Recently, Don rode the Big Bike for Heart, becoming, perhaps, the oldest person to ride the 30-person bike. At 107, he is the seventh oldest man in Canada. His enthusiasm for life is well known. He often dresses up for special events and decorates his suite door to honour the season.

“There are many advantages moving into a retirement residence,” said Diane Toth, the Lifestyle Consultant at Sienna’s Peninsula Retirement Residence. “The social connections that are formed… new friendships are not only made, but there is a family feeling and sense of belonging here as everyone looks out for one another. I believe there is a sense of security. You are not alone. Not only is our team looking out for you, but your fellow residents are too. Everyone cares — you are important and cherished.”

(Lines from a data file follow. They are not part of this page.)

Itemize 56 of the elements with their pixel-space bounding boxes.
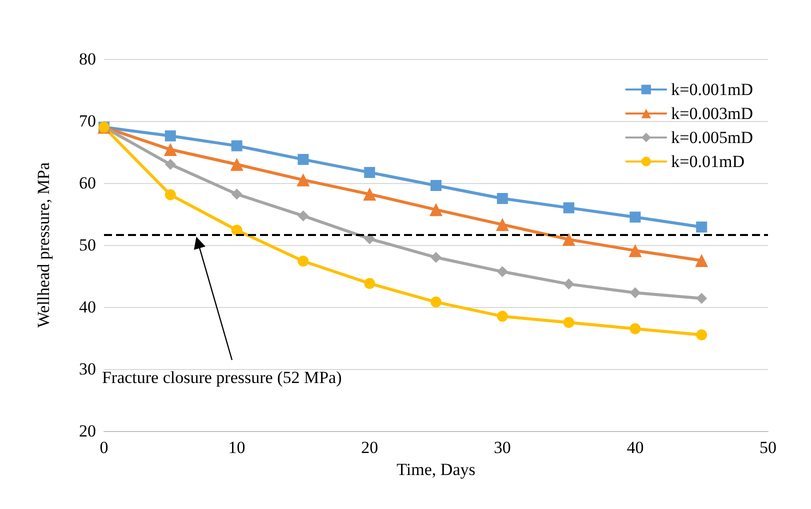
point: [496, 193, 508, 204]
point: [296, 173, 310, 186]
point: [364, 278, 376, 289]
x-tick-label: 10: [228, 438, 246, 457]
point: [430, 203, 442, 216]
legend-label: k=0.01mD: [671, 152, 745, 171]
point: [298, 154, 309, 165]
point: [695, 254, 708, 267]
point: [364, 166, 376, 178]
point: [363, 188, 376, 201]
point: [496, 310, 508, 322]
point: [628, 244, 642, 258]
point: [164, 189, 176, 200]
x-tick-label: 20: [361, 438, 378, 457]
point: [496, 266, 508, 278]
point: [430, 180, 442, 191]
y-tick-label: 70: [79, 112, 96, 130]
x-tick-label: 40: [626, 438, 644, 457]
point: [630, 323, 641, 334]
y-tick-label: 50: [79, 236, 96, 254]
y-tick-label: 80: [79, 50, 96, 68]
y-tick-label: 40: [79, 298, 96, 316]
point: [230, 158, 244, 171]
point: [630, 212, 641, 223]
y-tick-label: 30: [79, 360, 96, 378]
point: [164, 130, 176, 142]
point: [231, 224, 242, 236]
x-tick-label: 0: [100, 438, 108, 457]
x-axis-title: Time, Days: [396, 460, 476, 479]
x-tick-label: 50: [760, 438, 776, 457]
x-tick-label: 30: [494, 438, 511, 457]
point: [430, 296, 442, 308]
point: [563, 202, 574, 214]
point: [630, 287, 641, 298]
point: [298, 256, 309, 267]
y-tick-label: 60: [79, 174, 96, 192]
point: [562, 232, 576, 246]
y-axis-title: Wellhead pressure, MPa: [34, 162, 53, 328]
point: [696, 292, 708, 304]
point: [164, 143, 177, 156]
point: [563, 278, 574, 290]
point: [563, 317, 574, 328]
point: [496, 218, 509, 232]
point: [364, 233, 376, 244]
point: [164, 158, 176, 170]
legend-label: k=0.005mD: [671, 128, 754, 147]
point: [231, 140, 242, 152]
point: [298, 210, 309, 222]
point: [696, 222, 708, 233]
point: [231, 188, 242, 200]
annotation: Fracture closure pressure (52 MPa): [102, 368, 342, 388]
y-tick-label: 20: [79, 422, 96, 440]
legend-label: k=0.003mD: [671, 104, 754, 123]
point: [430, 252, 442, 263]
legend-label: k=0.001mD: [671, 80, 754, 99]
point: [696, 329, 708, 340]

The lifestyle in retirement is certainly conductive to living a full life. There are a variety of programs available, including knitting and social clubs, live entertainment, chef demonstrations, educational seminars, outings, fitness and yoga classes, and parties for special occasions.

“We bring not only traditional programs that one expects in a retirement community, but we also try to bring relevance of new and upcoming topics or subjects that they are excited to share with their loved ones,” Diane said. “I think it’s the validation that occurs in taking part in the various activities. That sense that ‘I can do this!’ brings such a positive attitude and gives a purpose to life. I love seeing residents grow and become confident in learning something new or relearning the love of something they used to do.”

Bill, 101, is graduating from Sienna's CyberSeniors program.Bill, age 101, is always willing to try new programs. Recently, he took part in a virtual cycling program at the residence that took him on a world-wide tour. “I join in everything that I can. I’m even taking sketching— it’s the only way to live,” Bill said.

Many of Sienna’s residences say that their home-like atmosphere is their hidden secret, along with the friendliness of the people who live and work there. Residents have a wide social group and make friends to last a lifetime. Centenarians in particular tend to have a quick wit and certain tenacity about them.

Joan, 100, served as a firewoman during WWII

“Now that I’m 100, I can do what I like,” said Joan. “I don’t know [how it feels to be 100, though]. I feel about 55; I feel good today.”

So what is the secret to living to be 100? After connecting with dozens of centenarians and learning about their stories, it is clear that their tenacity, humour, gratitude, outgoing spirit, and enthusiasm for life is their true secret.